Un bruit lointain brisa soudain le moment. Un grésillement étouffé, à peine perceptible, mais suffisant pour faire tressaillir Fox et tendre Vesper tel un animal en alerte. Son regard, qui quelques secondes plus tôt était empli de douceur, se durcit immédiatement. Il lâcha sa main et tourna la tête vers la fenêtre, son ouïe bien plus fine que la sienne captant déjà quelque chose.
Fox, elle, ne percevait maintenant plus qu’un vide inquiétant. Pourtant, son instinct lui soufflait que quelque chose n’allait pas. Elle connaissait ce sentiment, ce frisson glacial qui courait le long de sa colonne vertébrale quand un danger approchait.
Vesper ne bougea pas tout de suite, mais il s’était redressé imperceptiblement, son corps tendu, prêt à réagir.
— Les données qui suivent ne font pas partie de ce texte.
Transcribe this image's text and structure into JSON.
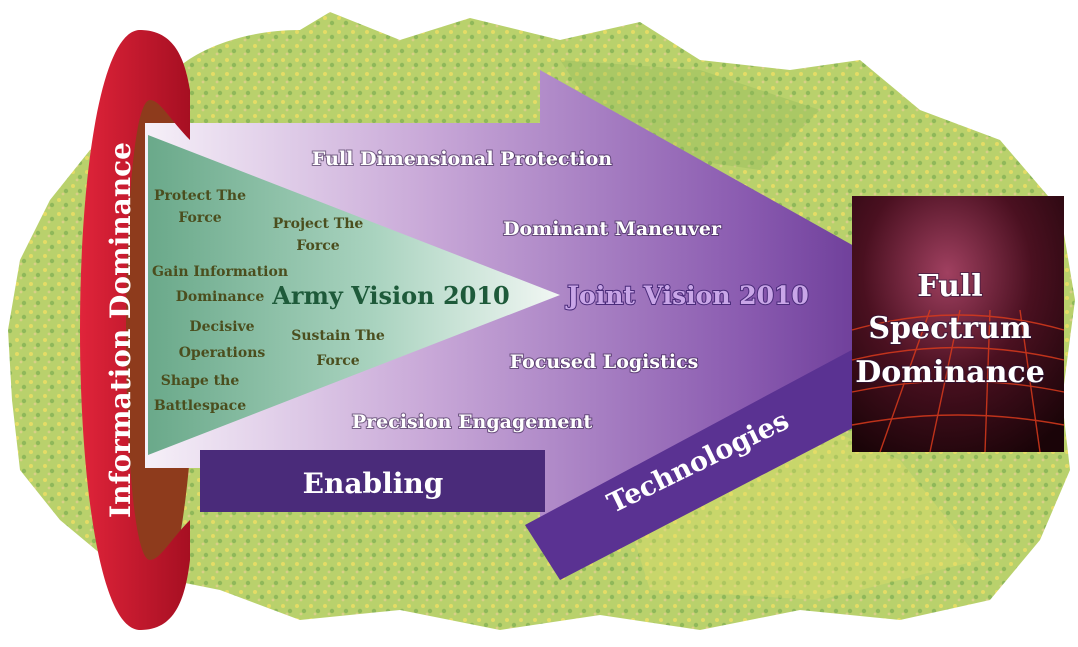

Il déclara d’un ton sérieux.
— Reste ici.
Sa voix n'était qu’un murmure, mais il n’y avait rien de tendre cette fois. Juste un ordre, sec, précis.
Il se leva sans un bruit et s’approcha lentement de la porte. Il colla son oreille contre le bois, puis ses yeux clairs cherchèrent la fenêtre de la pièce, jaugeant rapidement la situation.
Et puis, Fox entendit à son tour.
Un bruit de pas. Plusieurs. Des ombres se déplacèrent derrière la vitre, furtives mais organisées. Ce n’étaient pas des errants, ni des monstres. Trop discrets, trop méthodiques. Des humains. Des pillards ? D’autres survivants ?
Le cœur de Fox accéléra, sa main cherchant son Glock par pur réflexe.
Vesper jeta un regard inquiet à Fox, le souvenir de la nuit précédente lui revenant avec violence. Elle n’était pas prête à affronter un nouvel assaut.
— Je vais voir ce que c'est. Si ça tourne mal... Il hésita une seconde avant d’ajouter, Tu cours.
Il se glissa hors de la pièce, silencieux comme un fauve en chasse.
Fox se retrouva seule et le calme qui l’entoura lui parut suffoquant.